Well… conquered in the sense that I finally got around to making macarons but there’s certainly room for improvement. Luckily I can pretty much work out what I need to do next time, and oh yes… there will be a next time.
Anyhoo. I decided to go with the basic recipe provided by Gourmet Traveller mag and forbade myself from comparing it to other recipes (I think that was where I failed miserably with fudge – too many cooks!). I figured that based on the final outcome of my first attempt, I could do some further research later to finesse the process.
So the egg whites sat on the top of my fridge to age as required however I was reassured by Almost Bourdain that you can safely use egg whites straight from the fridge. Given how amazing her macarons turned out, I won’t worry too much about this process in future perhaps. I followed all instructions dutifully and even though I felt mild panic that the mixture wasn’t ‘magma-like’ enough, I moved on to piping.
I don’t pipe so often. Therefore I only have a generic set of piping nozzles and none of them were 1cm plain nozzles. Retrospect being a wonderful thing, I wish at this point that I did read other people’s recipes: Almost Bourdain noted that she didn’t bother with a nozzle at all and piped lovely round dollops. As I had limited time (and really, no one should not have enough time when making macarons!), I went ahead and used a 1cm star nozzle and did my worst. Actually, my piping skills aren’t bad.
I was encouraged by the fact that once piped, my macarons didn’t spread all over the place. They generally maintained their shape and size. I let the macarons sit for four hours to form a surface crust and went off to dinner (I had a lovely rump steak with Monkey Gland sauce at our local African steakhouse if you must know…).
Back home and after battling a few trainers in the snow (Pokemon, relax), I got the oven fired up and ready to toast my lovely round discs. After ten minutes, they were ready to be scruitinised. And lo! They came out pretty good. Sadly I think my choice of piping nozzle wasn’t good as some of the discs had the lines still visible but I think that can be easily remedied by not using a nozzle at all and ensuring that the macaron’s have a little rise in the centre to get that cute puffiness. All in all though, my macarons had ‘feet’, a crusty shell and was sticky in the middle. Ticks all the boxes!

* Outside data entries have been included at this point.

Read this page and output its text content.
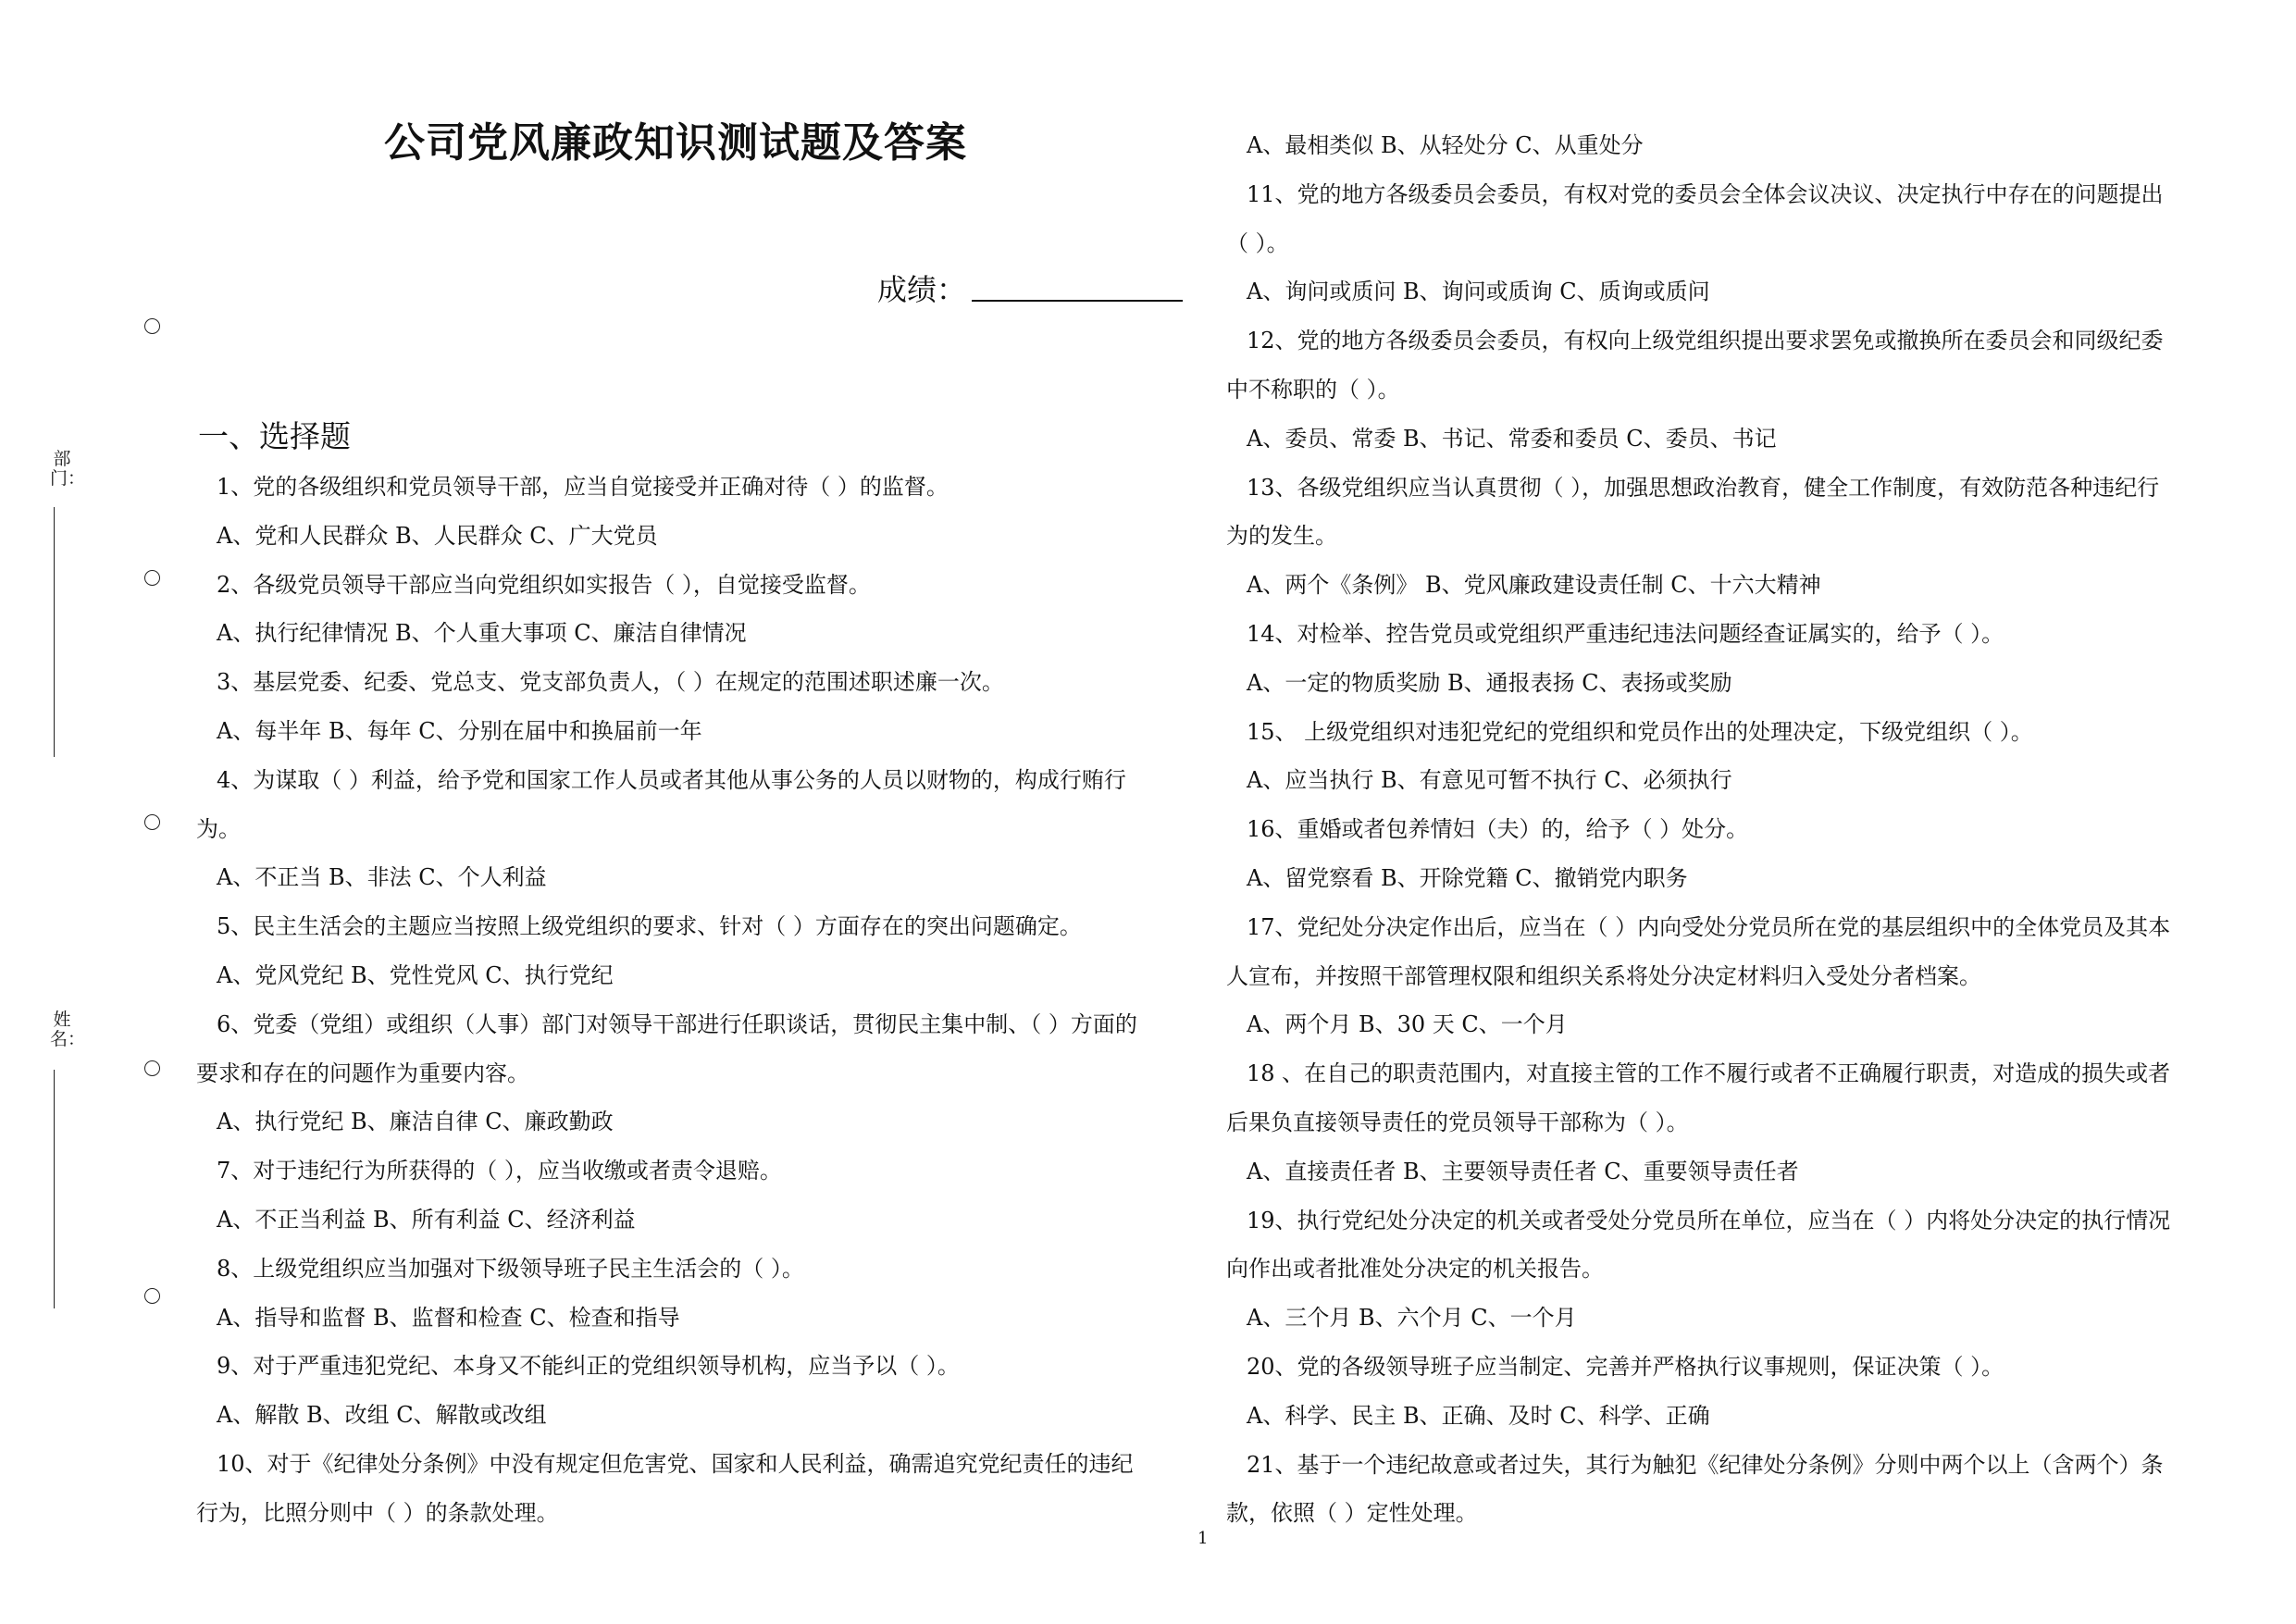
公司党风廉政知识测试题及答案
成绩：
一、选择题
部门：
姓名：
1、党的各级组织和党员领导干部，应当自觉接受并正确对待（ ）的监督。
A、党和人民群众 B、人民群众 C、广大党员
2、各级党员领导干部应当向党组织如实报告（ ），自觉接受监督。
A、执行纪律情况 B、个人重大事项 C、廉洁自律情况
3、基层党委、纪委、党总支、党支部负责人，（ ）在规定的范围述职述廉一次。
A、每半年 B、每年 C、分别在届中和换届前一年
4、为谋取（ ）利益，给予党和国家工作人员或者其他从事公务的人员以财物的，构成行贿行
为。
A、不正当 B、非法 C、个人利益
5、民主生活会的主题应当按照上级党组织的要求、针对（ ）方面存在的突出问题确定。
A、党风党纪 B、党性党风 C、执行党纪
6、党委（党组）或组织（人事）部门对领导干部进行任职谈话，贯彻民主集中制、（ ）方面的
要求和存在的问题作为重要内容。
A、执行党纪 B、廉洁自律 C、廉政勤政
7、对于违纪行为所获得的（ ），应当收缴或者责令退赔。
A、不正当利益 B、所有利益 C、经济利益
8、上级党组织应当加强对下级领导班子民主生活会的（ ）。
A、指导和监督 B、监督和检查 C、检查和指导
9、对于严重违犯党纪、本身又不能纠正的党组织领导机构，应当予以（ ）。
A、解散 B、改组 C、解散或改组
10、对于《纪律处分条例》中没有规定但危害党、国家和人民利益，确需追究党纪责任的违纪
行为，比照分则中（ ）的条款处理。
A、最相类似 B、从轻处分 C、从重处分
11、党的地方各级委员会委员，有权对党的委员会全体会议决议、决定执行中存在的问题提出
（ ）。
A、询问或质问 B、询问或质询 C、质询或质问
12、党的地方各级委员会委员，有权向上级党组织提出要求罢免或撤换所在委员会和同级纪委
中不称职的（ ）。
A、委员、常委 B、书记、常委和委员 C、委员、书记
13、各级党组织应当认真贯彻（ ），加强思想政治教育，健全工作制度，有效防范各种违纪行
为的发生。
A、两个《条例》 B、党风廉政建设责任制 C、十六大精神
14、对检举、控告党员或党组织严重违纪违法问题经查证属实的，给予（ ）。
A、一定的物质奖励 B、通报表扬 C、表扬或奖励
15、 上级党组织对违犯党纪的党组织和党员作出的处理决定，下级党组织（ ）。
A、应当执行 B、有意见可暂不执行 C、必须执行
16、重婚或者包养情妇（夫）的，给予（ ）处分。
A、留党察看 B、开除党籍 C、撤销党内职务
17、党纪处分决定作出后，应当在（ ）内向受处分党员所在党的基层组织中的全体党员及其本
人宣布，并按照干部管理权限和组织关系将处分决定材料归入受处分者档案。
A、两个月 B、30 天 C、一个月
18 、在自己的职责范围内，对直接主管的工作不履行或者不正确履行职责，对造成的损失或者
后果负直接领导责任的党员领导干部称为（ ）。
A、直接责任者 B、主要领导责任者 C、重要领导责任者
19、执行党纪处分决定的机关或者受处分党员所在单位，应当在（ ）内将处分决定的执行情况
向作出或者批准处分决定的机关报告。
A、三个月 B、六个月 C、一个月
20、党的各级领导班子应当制定、完善并严格执行议事规则，保证决策（ ）。
A、科学、民主 B、正确、及时 C、科学、正确
21、基于一个违纪故意或者过失，其行为触犯《纪律处分条例》分则中两个以上（含两个）条
款，依照（ ）定性处理。
1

I was probably too focused on the macaron’s shell that I didn’t give the ganache much thought. The recipe called for raspberries but I only had blueberries in the fridge. I also only had Green & Black’s white chocolate in the pantry which, while rich in flavour, is addled with highly visible bits of vanilla bean. Undeterred, I made up some ganache with the ingredients on hand. The result was subtle but did the job of being a good mortar for my lovely shells.
So lessons learned? No nozzles for piping and I probably need to invest in a better food processor to try and get the almond meal finer. Also, it has been soooo long since I actually ate a macaron (Lindt Cafe’s in Sydney) that I forgot how bloody sweet they are and my ganache didn’t help. Blueberries are lovely but lack the tartness of raspberries which you really need to cut through the excruciating sweetness. I would also next time properly process the blueberries into a puree before adding. There’s only so much the term ‘rustic’ can cover before it’s just plain laziness.
I would definitely be keen to try again but I will most certainly scour the net for as much information as possible. Watch this space!